The package, known as Basel III, sets a new key capital ratio of 4.5 per cent, more than double the current 2 per cent level, plus a new buffer of a further 2.5 per cent. Banks whose capital falls within the buffer zone will face restrictions on paying dividends and discretionary bonuses, so the rule sets an effective floor of 7 per cent. The new rules will be phased in from January 2013 through to January 2019.

Banks will be required to triple core tier one capital ratios from 2 per cent to 7 per cent by 2019. This ratio measures the buffer of highest quality capital that banks hold against future losses.

The long-awaited agreement, developed by central bankers and officials, follows months of wrangling among the 27 member countries of the Basel Committee on Banking Supervision over how to make banks more resilient to financial shocks.

Jean-Claude Trichet, president of the European Central Bank and chairman of the negotiating group, called the deal “a fundamental strengthening of global capital standards ... Their contribution to long term financial stability and growth will be substantial.”

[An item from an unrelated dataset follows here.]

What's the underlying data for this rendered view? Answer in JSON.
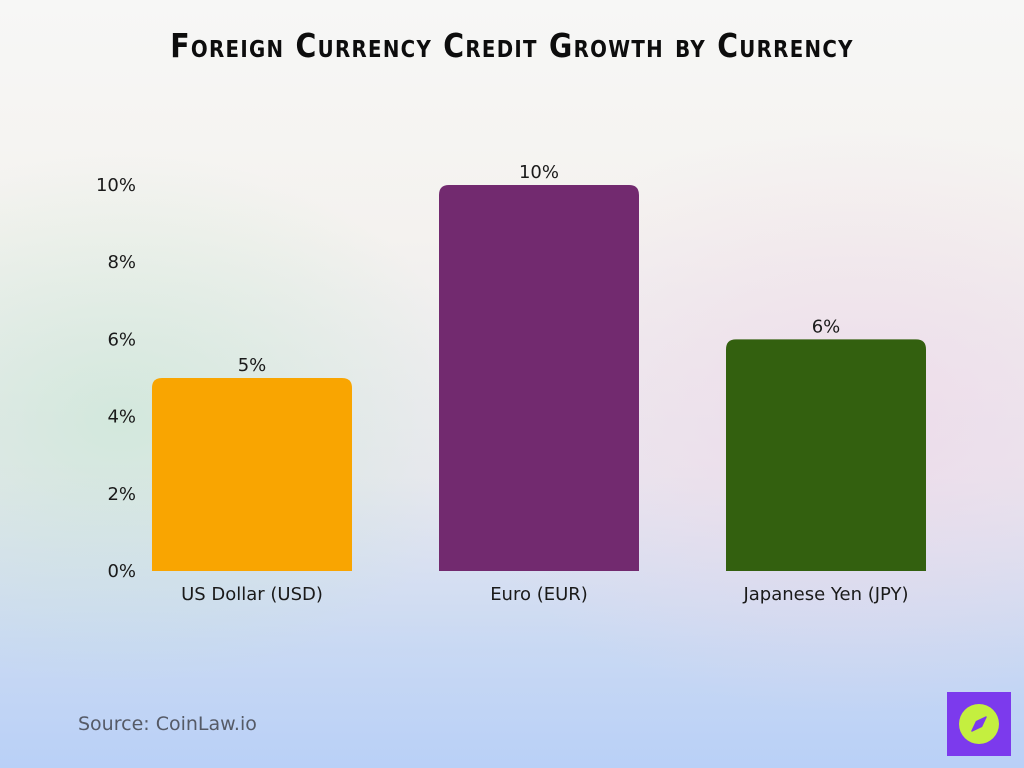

Tougher capital standards are considered critical for preventing another financial crisis, but bankers had warned that if the new standards were too harsh or the implementation deadlines too short, lending could be curtailed, cutting economic growth and costing jobs.

In addition to the 4.5 per cent core tier one ratio, and the 2.5 per cent buffer, the reform package also endorses the idea of an additional buffer of up to 2.5 per cent of core tier one capital to counter the economic cycle.